Once on the mainland, we traveled to the Nazca Desert some 150 km further down south, unsure whether we would get tickets for a 45-minute flight over the Nazca Lines when we got there. A small plane carrying seven tourists had crashed near the site a month ago, killing them all, on account of which numerous planes had been grounded indefinitely, pending investigations into breach of the safety guideline. Lady Luck, however, didn’t disappoint. As a small plane carrying us and a few others flew over the Nazca Lines, we peered down at literally scores of geometrical patterns, anthropomorphic forms and stylized drawings of biodiversity such as the condor, humming bird, llama, shark, monkey, spider, and baby dinosaur etched into the flat desert. Dating back to 200 BC – 500 AD to the Nazca culture, these “geoglyphs” – many spanning 200-plus metres –can only be seen in full from the air. Even though colorful theories abound, some bordering on the absurd,nobody really knows what purpose they served. That way, Peru is a country full of unsolved ancient mysteries.
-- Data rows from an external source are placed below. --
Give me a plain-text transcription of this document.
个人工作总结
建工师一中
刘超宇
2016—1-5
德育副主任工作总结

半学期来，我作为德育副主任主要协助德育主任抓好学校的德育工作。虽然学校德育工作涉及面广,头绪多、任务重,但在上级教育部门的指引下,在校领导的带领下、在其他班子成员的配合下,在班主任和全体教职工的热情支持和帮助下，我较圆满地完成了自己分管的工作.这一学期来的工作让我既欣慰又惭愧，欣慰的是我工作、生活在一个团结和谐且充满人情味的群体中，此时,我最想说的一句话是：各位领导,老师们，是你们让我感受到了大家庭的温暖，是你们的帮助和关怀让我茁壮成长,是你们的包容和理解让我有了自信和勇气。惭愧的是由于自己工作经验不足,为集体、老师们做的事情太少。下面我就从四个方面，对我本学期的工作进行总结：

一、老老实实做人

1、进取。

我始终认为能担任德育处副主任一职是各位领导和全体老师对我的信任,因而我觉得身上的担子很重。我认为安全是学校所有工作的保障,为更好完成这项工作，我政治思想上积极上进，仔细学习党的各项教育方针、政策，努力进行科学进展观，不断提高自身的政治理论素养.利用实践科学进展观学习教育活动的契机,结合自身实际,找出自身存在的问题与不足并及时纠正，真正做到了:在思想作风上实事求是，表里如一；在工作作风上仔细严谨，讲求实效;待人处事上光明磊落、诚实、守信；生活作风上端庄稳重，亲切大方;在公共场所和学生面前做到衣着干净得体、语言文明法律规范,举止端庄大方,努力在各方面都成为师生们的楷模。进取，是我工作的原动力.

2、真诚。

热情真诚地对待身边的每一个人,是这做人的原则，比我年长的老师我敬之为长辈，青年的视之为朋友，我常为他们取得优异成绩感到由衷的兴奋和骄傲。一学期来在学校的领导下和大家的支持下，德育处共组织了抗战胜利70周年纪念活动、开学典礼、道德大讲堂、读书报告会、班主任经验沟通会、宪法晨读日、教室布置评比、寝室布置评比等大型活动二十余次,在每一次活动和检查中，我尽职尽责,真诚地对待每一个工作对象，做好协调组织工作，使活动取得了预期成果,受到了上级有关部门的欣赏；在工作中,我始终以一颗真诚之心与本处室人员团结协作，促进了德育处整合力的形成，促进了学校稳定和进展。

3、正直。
During our short stay in Peru, we appreciated the significance of the biodiversity from this part of the world, notably the role of the potato in boosting food security in the Himalaya. Not to mention the export of guano to Europe in the early 1800s that underpinned Peru’s economy, the popularity of Pisco Sour in and around San Francisco during the “Gold Rush” heyday, the artistic inspiration that the Andean plant and animal species had provided to the Nazca and Paracas cultures as reflected in their many extant geoglyphs and textiles, and the co-existence of all kinds of biodiversity on Isla Ballestas that attracted tourists by the boatload.

The trip also taught us that any development that comes at the expense of the natural ecosystem will likely backfire eventually. A case in point: the extinction of the Nazca culture circa AD 500. Recent forensic studies of old pollen samples appear to indicate that as the Nazcas deforested their once fertile Ica valley indiscriminately to make way for agriculture, it made them more and more vulnerable to El Nino-induced floods until finally they succumbed.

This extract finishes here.